Anda sedang mencari kajian teori? Postingan ini tentang contoh Bab II Skripsi S.Pd dan S.Th. Dikatakan demikian karena kajian tentang topik "Kanon" dalam terminologi Iman Kristen. Bila Anda tertarik dengan topik kanon maka monggo, baca secara inspiratif, kreatif dan inovatif untuk menemukan sesuatu yang baru. Silakan baca selanjutnya.
BAB II
KAJIAN TEORI TENTANG KANON
1. Kanon
Munculnya ajaran-ajaran yang menyimpang dari ajaran sehat mendorong gereja berusaha mencari ajaran standar yang dapat dipakai untuk menilai setiap ajaran yang muncul pada lingkungan gereja pada abad ke-2, khususnya pada pertengahan abad kedua. Para tokoh-tokoh gereja berusaha untuk menemukan ajaran sehat yang berasal dari ajaran Yesus yang ditulis dan diajarkan oleh murid-murid Yesus, dan mereka yang dekat dengan murid Yesus serta yang mengalami perjumpaan dengan Yesus seperti Paulus. Perjuangan pada proses kanon yang dipakai gereja mula-mula (30 – 590) dapat diperhaikan sebagai berikut.
2. Kanon Muratorian
Daftar kitab Perjanjian Baru yang pertama disusun oleh Gereja mula-mula adalah Kanon Muratorian. Nama Kanon Muratorian diambil dari nama seorang sejarawan dan pustakawan Italia. Menurut Willi Marxsen, “daftar tertua yang ada di tangan kita dari kalangan Gereja adalah Kanon Muratori yang tersusun pada parohan kedua dari abad II dan disimpan sebagai sebuah fragmen dalam sebuah naskah salinan dari abad VIII. la dinamai sesuai dengan nama seorang pustakawan Milano (Itali), L.A. Moratori, yang menemukan fragmen tersebut dan menerbitkannya dalam tahun 1740.
Naskah sebagaimana yang disebutkan di atas, menurut Tenney ditulis tidak lebih awal dari abad ke-7, tetapi isinya mungkin berasal dari pertiga terakhir abad ke-2, sekitar tahun 170. Dalam Kanon Muratorian hanyalah bagian dari karangan yang lebih panjang, karena itu isinya tidak lengkap. la dimulai dari tengah-tengah suatu kalimat, dan buku pertama yang disinggung adalah Lukas, yang disebut Injil ketiga.

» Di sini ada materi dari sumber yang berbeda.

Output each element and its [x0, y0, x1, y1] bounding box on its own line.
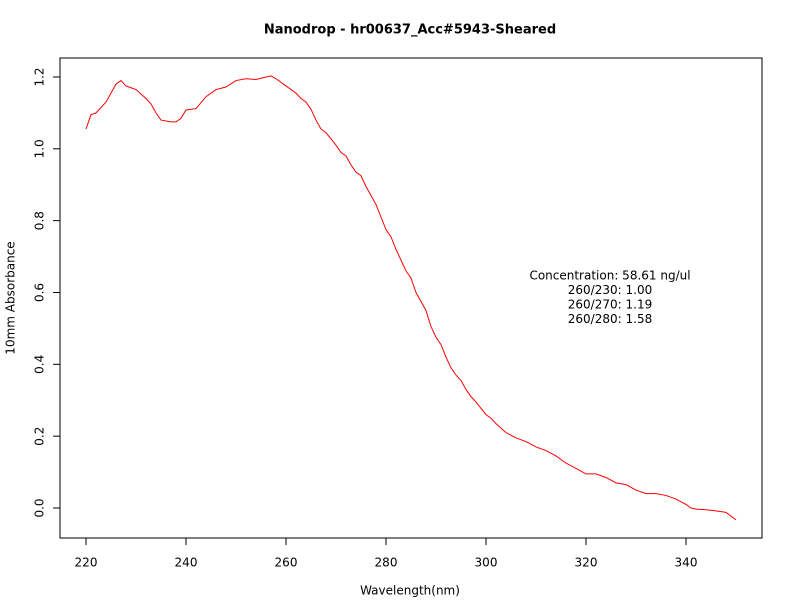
x-tick-label: 340	[675, 556, 698, 570]
y-axis-label: 10mm Absorbance	[4, 241, 18, 354]
x-tick-label: 280	[375, 556, 398, 570]
y-tick-label: 0.0	[33, 498, 47, 517]
x-tick-label: 260	[275, 556, 298, 570]
annotation: 260/230: 1.00	[568, 283, 652, 297]
annotation: 260/270: 1.19	[568, 298, 652, 312]
y-tick-label: 0.4	[33, 355, 47, 374]
absorbance-line	[85, 75, 737, 521]
chart-title: Nanodrop - hr00637_Acc#5943-Sheared	[264, 23, 556, 38]
x-tick-label: 220	[75, 556, 98, 570]
x-tick-label: 300	[475, 556, 498, 570]
y-tick-label: 0.8	[33, 211, 47, 230]
plot-frame	[59, 57, 763, 539]
x-tick-label: 320	[575, 556, 598, 570]
y-tick-label: 1.2	[33, 67, 47, 86]
y-tick-label: 0.2	[33, 427, 47, 446]
x-tick-label: 240	[175, 556, 198, 570]
y-tick-label: 0.6	[33, 283, 47, 302]
annotation: 260/280: 1.58	[568, 312, 652, 326]
y-tick-label: 1.0	[33, 139, 47, 158]
x-axis-label: Wavelength(nm)	[360, 584, 460, 598]
annotation: Concentration: 58.61 ng/ul	[529, 269, 690, 283]
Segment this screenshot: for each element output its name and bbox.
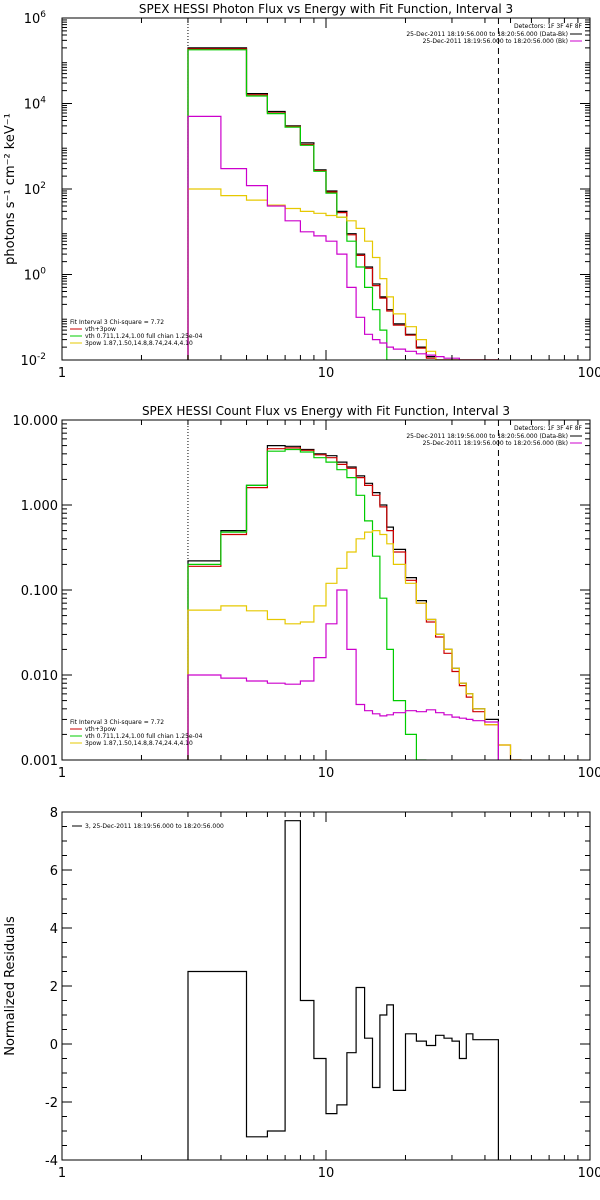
x-tick-label: 10 <box>318 1166 335 1181</box>
y-tick-label: 104 <box>24 96 47 113</box>
y-tick-base: 10 <box>24 98 41 113</box>
legend-bottom-header: Fit Interval 3 Chi-square = 7.72 <box>70 319 164 326</box>
y-axis-label: Normalized Residuals <box>3 916 18 1056</box>
chart-title: SPEX HESSI Count Flux vs Energy with Fit… <box>142 404 510 418</box>
x-tick-label: 10 <box>318 766 335 781</box>
chart-title: SPEX HESSI Photon Flux vs Energy with Fi… <box>139 2 513 16</box>
y-tick-exponent: 0 <box>40 267 46 277</box>
y-tick-base: 10 <box>24 269 41 284</box>
legend-entry-label: 25-Dec-2011 18:19:56.000 to 18:20:56.000… <box>406 31 568 38</box>
y-tick-label: -4 <box>45 1154 58 1169</box>
y-tick-label: 8 <box>50 806 58 821</box>
series-line-4 <box>187 589 499 760</box>
chart-panel-count: SPEX HESSI Count Flux vs Energy with Fit… <box>13 404 600 781</box>
y-tick-label: 0.010 <box>21 669 58 684</box>
y-tick-base: 10 <box>24 12 41 27</box>
y-tick-label: 102 <box>24 181 46 198</box>
y-tick-exponent: 6 <box>40 10 46 20</box>
y-tick-label: 0 <box>50 1038 58 1053</box>
x-tick-label: 1 <box>58 1166 66 1181</box>
series-line-4 <box>187 115 499 360</box>
legend-entry-label: vth 0.711,1.24,1.00 full chian 1.25e-04 <box>85 333 203 340</box>
legend-entry-label: 25-Dec-2011 18:19:56.000 to 18:20:56.000… <box>406 433 568 440</box>
legend-entry-label: vth 0.711,1.24,1.00 full chian 1.25e-04 <box>85 733 203 740</box>
y-tick-exponent: 2 <box>40 181 46 191</box>
legend-entry-label: 3pow 1.87,1.50,14.8,8.74,24.4,4.10 <box>85 340 193 347</box>
legend-entry-label: 3pow 1.87,1.50,14.8,8.74,24.4,4.10 <box>85 740 193 747</box>
x-tick-label: 1 <box>58 366 66 381</box>
legend-entry-label: 25-Dec-2011 18:19:56.000 to 18:20:56.000… <box>423 440 568 447</box>
chart-panel-residuals: 1 10 100 -4 -2 0 2 4 6 8 Normalized Residuals 3, 25… <box>3 806 600 1181</box>
y-tick-exponent: -2 <box>37 352 46 362</box>
series-line-3 <box>187 188 499 360</box>
y-tick-exponent: 4 <box>40 96 46 106</box>
y-tick-label: 10-2 <box>20 352 46 369</box>
y-tick-label: 106 <box>24 10 47 27</box>
legend-top-header: Detectors: 1F 3F 4F 8F <box>514 23 583 30</box>
x-tick-label: 100 <box>578 366 600 381</box>
legend-entry-label: vth+3pow <box>85 326 116 333</box>
series-line-2 <box>187 448 427 760</box>
y-tick-label: 0.100 <box>21 584 58 599</box>
legend-entry-label: 3, 25-Dec-2011 18:19:56.000 to 18:20:56.… <box>85 823 224 830</box>
y-tick-label: -2 <box>45 1096 58 1111</box>
legend-entry-label: 25-Dec-2011 18:19:56.000 to 18:20:56.000… <box>423 38 568 45</box>
legend-top-header: Detectors: 1F 3F 4F 8F <box>514 425 583 432</box>
x-tick-label: 10 <box>318 366 335 381</box>
y-axis-label: photons s⁻¹ cm⁻² keV⁻¹ <box>3 113 18 265</box>
chart-panel-photon: SPEX HESSI Photon Flux vs Energy with Fi… <box>3 2 600 381</box>
series-line-0 <box>187 820 499 1160</box>
x-tick-label: 100 <box>578 766 600 781</box>
y-tick-base: 10 <box>24 183 41 198</box>
legend-entry-label: vth+3pow <box>85 726 116 733</box>
x-tick-label: 100 <box>578 1166 600 1181</box>
y-tick-label: 100 <box>24 267 47 284</box>
legend-bottom-header: Fit Interval 3 Chi-square = 7.72 <box>70 719 164 726</box>
y-tick-label: 0.001 <box>21 754 58 769</box>
series-line-3 <box>187 530 522 760</box>
y-tick-label: 2 <box>50 980 58 995</box>
x-tick-label: 1 <box>58 766 66 781</box>
y-tick-label: 10.000 <box>13 414 59 429</box>
y-tick-label: 6 <box>50 864 58 879</box>
y-tick-label: 1.000 <box>21 499 58 514</box>
y-tick-base: 10 <box>20 354 37 369</box>
y-tick-label: 4 <box>50 922 58 937</box>
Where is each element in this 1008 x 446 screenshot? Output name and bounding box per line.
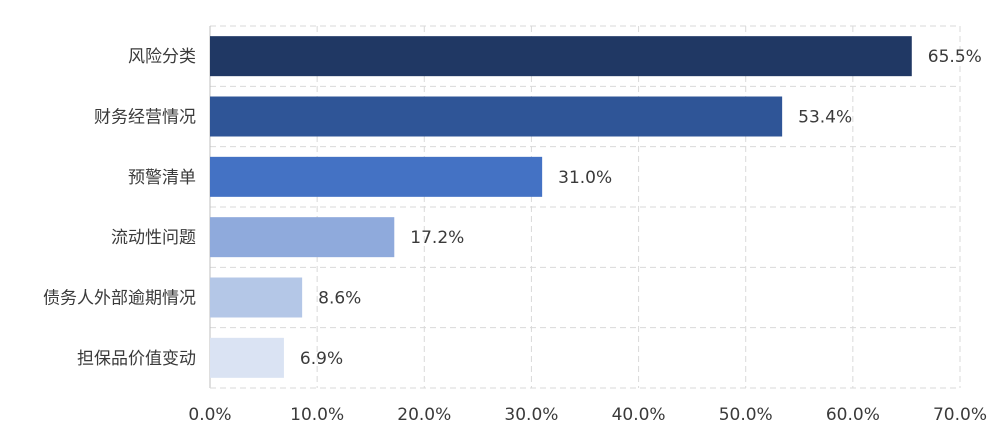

Injil Matius dan Markus dapat dipastikan bahwa mendahului Injil Lukas dalam daftar itu; diikuti oleh Yohanes dengan penyebutan yang jelas tentang Surat Pertama, Kisah Para Rasul, 1 dan 2 Korintus, Efesus, Filipi, Kolose, Galatia, 1 dan 2 Tesalonika, Roma, Filemon, 1 dan 2 Timotius, Yudas, 2 dan 3 Yohanes dan Wahyu.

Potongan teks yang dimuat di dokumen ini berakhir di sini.